The Death with Dignity Act, a citizen-initiated referendum passed in 1994, made Oregon the first state in the US to legalize a form of physician-assisted suicide. The law allows terminally ill patients with a life expectancy of 6 months or fewer to request a prescription for life-ending medication from their physician. The Oregon DWDA’s 2022 yearly report stated that 431 individuals received prescriptions for lethal medication and 278 of those patients ingested the medication and died. 85% of patients were 65 years or older and 96% were white, with the most common diagnoses being cancer, heart disease, and neurological diseases. Since the law’s passage in 1997, a total of 3,712 people have obtained prescriptions from their physicians and 66% of those patients (2,454 people) have ingested them and died. The legislation still remains viable in the state and popular with voters, and no significant controversies or challenges have affected the law’s implementation thus far. However, it is also important to note that only an extremely small portion of individuals in Oregon actually utilize this law, as the requirements are restrictive in nature and prescriptions require efficient access to physicians willing to prescribe medications—only 0.2% of all deaths in Oregon were the result of lethal medications ingested under the DWDA, a fact that largely disproves the theory of “suicide contagion” proposed by anti-assisted death advocates.

Washington v. Glucksberg (1997)

The 1997 Supreme Court case Washington v. Glucksberg represented one of the most significant legal challenges regarding physician-assisted death, specifically in Washington state. In a unanimous decision, the Supreme Court ruled in the case that Washington’s ban on physician-assisted suicide was not unconstitutional and did not violate the Due Process Clause of the Fourteenth Amendment, which prohibits states from depriving individuals of life, liberty, or property without due process. Because the right to assisted suicide was not a fundamental liberty interest and not “deeply rooted” in the nation’s history, the court held that the ban was rational and vital in protecting medical ethics and human life.
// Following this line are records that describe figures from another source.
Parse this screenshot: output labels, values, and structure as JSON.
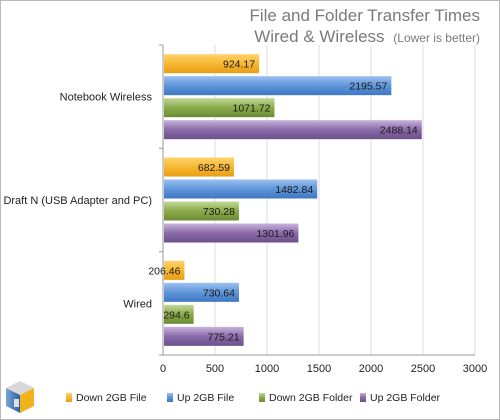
{
  "chart_data": {
    "type": "bar",
    "orientation": "horizontal",
    "title": "File and Folder Transfer Times",
    "subtitle": "Wired & Wireless",
    "subtitle_note": "(Lower is better)",
    "categories": [
      "Notebook Wireless",
      "Draft N (USB Adapter and PC)",
      "Wired"
    ],
    "series": [
      {
        "name": "Down 2GB File",
        "color": "#f7b733",
        "values": [
          924.17,
          682.59,
          206.46
        ]
      },
      {
        "name": "Up 2GB File",
        "color": "#5f95d9",
        "values": [
          2195.57,
          1482.84,
          730.64
        ]
      },
      {
        "name": "Down 2GB Folder",
        "color": "#8aaa4a",
        "values": [
          1071.72,
          730.28,
          294.6
        ]
      },
      {
        "name": "Up 2GB Folder",
        "color": "#8a6aa8",
        "values": [
          2488.14,
          1301.96,
          775.21
        ]
      }
    ],
    "x_ticks": [
      "0",
      "500",
      "1000",
      "1500",
      "2000",
      "2500",
      "3000"
    ],
    "xlim": [
      0,
      3000
    ],
    "grid": true,
    "legend_position": "bottom",
    "value_labels": [
      [
        "924.17",
        "682.59",
        "206.46"
      ],
      [
        "2195.57",
        "1482.84",
        "730.64"
      ],
      [
        "1071.72",
        "730.28",
        "294.6"
      ],
      [
        "2488.14",
        "1301.96",
        "775.21"
      ]
    ]
  }
}
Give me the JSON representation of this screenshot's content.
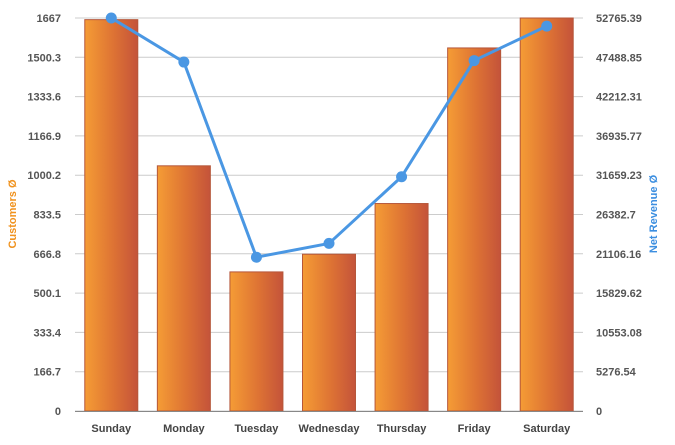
{
  "chart_data": {
    "type": "bar",
    "categories": [
      "Sunday",
      "Monday",
      "Tuesday",
      "Wednesday",
      "Thursday",
      "Friday",
      "Saturday"
    ],
    "series": [
      {
        "name": "Customers Ø",
        "type": "bar",
        "axis": "left",
        "values": [
          1660,
          1040,
          590,
          665,
          880,
          1540,
          1667
        ]
      },
      {
        "name": "Net Revenue Ø",
        "type": "line",
        "axis": "right",
        "values": [
          52765.39,
          46850,
          20650,
          22500,
          31450,
          47050,
          51680
        ]
      }
    ],
    "ylabel": "Customers Ø",
    "y2label": "Net Revenue Ø",
    "ylim": [
      0,
      1667
    ],
    "y2lim": [
      0,
      52765.39
    ],
    "yticks": [
      "0",
      "166.7",
      "333.4",
      "500.1",
      "666.8",
      "833.5",
      "1000.2",
      "1166.9",
      "1333.6",
      "1500.3",
      "1667"
    ],
    "y2ticks": [
      "0",
      "5276.54",
      "10553.08",
      "15829.62",
      "21106.16",
      "26382.7",
      "31659.23",
      "36935.77",
      "42212.31",
      "47488.85",
      "52765.39"
    ],
    "grid": true,
    "colors": {
      "bar_light": "#f49a34",
      "bar_dark": "#c4533a",
      "line": "#4a97e3",
      "grid": "#cccccc",
      "left_title": "#f0921e",
      "right_title": "#3b8ee0"
    }
  }
}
Furthermore, the justices held that bans on assisted suicide protected disabled and poor Americans, who may have greater motivation to end their lives because of outside influences of coercion or socioeconomic/psychological distress—the legalization of the practices would lead to a “slippery slope” on euthanasia policy. 

However, while the court upheld Washington’s ban in 1997, the decision does not have significant legal weight on the state level today because of state-level legislation that has been passed essentially nullifying the decision. For example, the Washington Death with Dignity Act, a ballot referendum passed 58–42% by Washington voters in 2008 in a form of direct democracy, provides for regulations permitting assisted suicide in select cases similar to Oregon’s law on assisted death, making Washington the second state to legalize physician aid in dying. The Washingtong DWDA was also followed by a number of states on the West Coast adopting provisions for assisted death through referendum and ballot initiatives, which a majority of voters largely agree upon. The decision in Glucksberg therefore represents a clash between state and federal level policy regarding assisted death: while bans were deemed constitutional at the federal level, state legislation has largely differed. Additionally, there have been no major Supreme Court rulings on assisted death since Glucksberg and policy has been relegated to the states to decide, resulting in vastly different legislation across state lines, with some (such as Oregon and Washington) having well-established guidelines and regulations, and other states (such as Virginia) with no policies at all.